My wife woke up Saturday with a badly swollen knee. We had no idea what could have caused it—her hot yoga class puts her in poses that put stress on the knee but she didn't remember the knee hurting during her last session.
We called a friend who is an orthopedic surgeon who ventured a long-distance diagnosis— bursitis was his hunch—and recommended that before we go to the emergency room she give it rest and plenty of ice and see if the swelling recedes. After a few days it did, thankfully.
I am especially thankful because we don't have health insurance. For almost four months we have been waiting for the D.C. Health Exchange to process our application to purchase health insurance, and we are no nearer to having health insurance today than we were when we started the process. And we have become adept at economizing on health spending as a result.
We applied for health insurance on the exchange in early November: that it took six or seven tries to get through the entire application on the exchange website was frustrating, albeit comical, but as January approached and no confirmation of our application was forthcoming it became worrisome. I called the exchange, which had no record of my application, and gave them my information over the phone. A few days I called back and they asked for my information again, and we repeated the process again the following week. And then silence.

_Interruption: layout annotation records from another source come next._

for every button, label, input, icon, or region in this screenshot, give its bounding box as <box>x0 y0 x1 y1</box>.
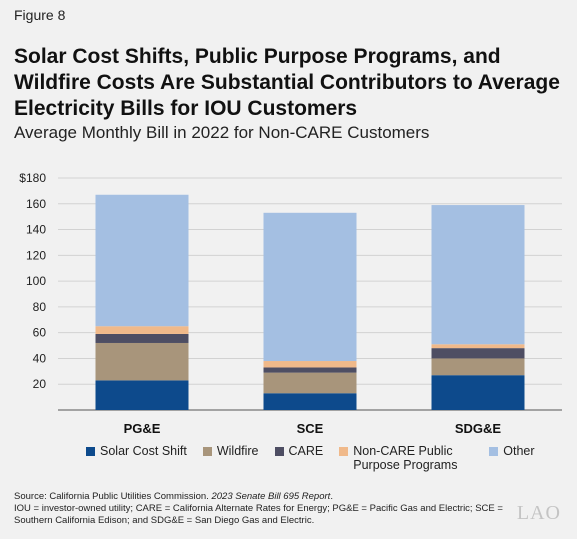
bar-segment-non-care-public-purpose-programs <box>95 326 189 334</box>
legend-swatch <box>86 447 95 456</box>
y-tick-label: 120 <box>26 248 46 262</box>
y-tick-label: 140 <box>26 223 46 237</box>
bar-segment-non-care-public-purpose-programs <box>263 361 357 368</box>
source-report-title: 2023 Senate Bill 695 Report <box>211 491 331 502</box>
y-tick-label: 40 <box>33 351 47 365</box>
legend-item: Wildfire <box>202 444 259 472</box>
figure-title: Solar Cost Shifts, Public Purpose Progra… <box>14 45 560 120</box>
y-tick-label: 20 <box>33 377 47 391</box>
legend-label: Solar Cost Shift <box>100 444 187 458</box>
lao-logo: LAO <box>516 502 561 524</box>
legend-swatch <box>489 447 499 456</box>
figure-subtitle: Average Monthly Bill in 2022 for Non-CAR… <box>14 123 430 142</box>
source-note: Source: California Public Utilities Comm… <box>14 491 534 527</box>
legend-label: Wildfire <box>216 444 259 458</box>
bar-segment-solar-cost-shift <box>263 393 357 410</box>
legend-item: Other <box>489 444 535 472</box>
x-category-label: SDG&E <box>455 421 502 436</box>
bar-segment-care <box>263 367 357 373</box>
legend-label: Other <box>503 444 535 458</box>
bar-segment-solar-cost-shift <box>95 380 189 410</box>
y-tick-label: 60 <box>33 326 47 340</box>
x-category-label: PG&E <box>124 421 161 436</box>
source-prefix: Source: California Public Utilities Comm… <box>14 491 212 502</box>
legend-swatch <box>202 447 212 456</box>
bar-segment-non-care-public-purpose-programs <box>431 344 525 349</box>
bar-segment-solar-cost-shift <box>431 375 525 410</box>
bar-segment-other <box>263 212 357 362</box>
legend-label: CARE <box>288 444 324 458</box>
source-suffix: . <box>330 491 333 502</box>
legend-item: Non-CARE Public Purpose Programs <box>339 444 473 472</box>
bar-segment-other <box>431 205 525 345</box>
legend-label: Non-CARE Public Purpose Programs <box>353 444 458 472</box>
chart-legend: Solar Cost Shift Wildfire CARE Non-CARE Pub… <box>86 444 566 472</box>
bar-segment-wildfire <box>95 342 189 381</box>
y-tick-label: 160 <box>26 197 46 211</box>
bar-segment-other <box>95 194 189 327</box>
abbreviation-notes: IOU = investor-owned utility; CARE = Cal… <box>14 503 503 526</box>
figure-label: Figure 8 <box>14 7 66 23</box>
bar-segment-care <box>95 333 189 343</box>
legend-swatch <box>274 447 284 456</box>
y-tick-label: 80 <box>33 300 47 314</box>
bar-segment-wildfire <box>431 358 525 376</box>
x-category-label: SCE <box>297 421 324 436</box>
legend-swatch <box>339 447 349 456</box>
legend-item: Solar Cost Shift <box>86 444 187 472</box>
bar-segment-care <box>431 348 525 359</box>
y-tick-label: $180 <box>19 171 46 185</box>
legend-item: CARE <box>274 444 324 472</box>
bar-segment-wildfire <box>263 372 357 394</box>
y-tick-label: 100 <box>26 274 46 288</box>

As January neared we obtained the services of a health exchange facilitator—a health insurance broker—who began badgering them on our behalf, and her efforts did produce responses from them, which I attribute to the complete contempt she exhibits for the D.C. health exchange that she doesn’t bother hiding in her communications with the exchange.
In the last two months a pattern has developed: we bother the people on the exchange, they assure me they are close to resolving my case, and tell me to call the health care provider in two or three days and all will be fixed. I wait the requisite amount of time, make the call, and am told that the D.C. exchange has not yet transmitted the necessary information to allow them to sell me insurance. I call the exchange back and the cycle begins anew.
In the meantime we are judicious in our health care spending: The other night our 2 year old came down with the croup and her fever spiked above 103. Normally that's when I panic and rush to the doctor, but this time we called the our pediatrician’s 24 hour nurse hotline, and the nurse suggested we give motrin and watch her closely for a couple hours to see if the fever breaks. Which it did, thankfully, saving us a few hundred dollars and reducing our nation's health care costs by a similar amount.
We've found other ways to economize on our health care spending too: my wife's begun taking her prescription medication (which costs $350 a month out of pocket) every 30 hours instead of once a day and thus far has not experienced any ill effects. We postponed our six year old's annual checkup and my annual melanoma exam.
Not having insurance has saved us a couple thousand dollars the last two months, but a couple thousand dollars is a hit I can take: what worries me is that we're going to have a broken arm or a kidney stone or some true medical emergency that costs tens of thousands of dollars.
That's all I want health insurance for—true medical emergencies—but Obamacare precluded that option. And because of its rank incompetence I can't get any insurance at all.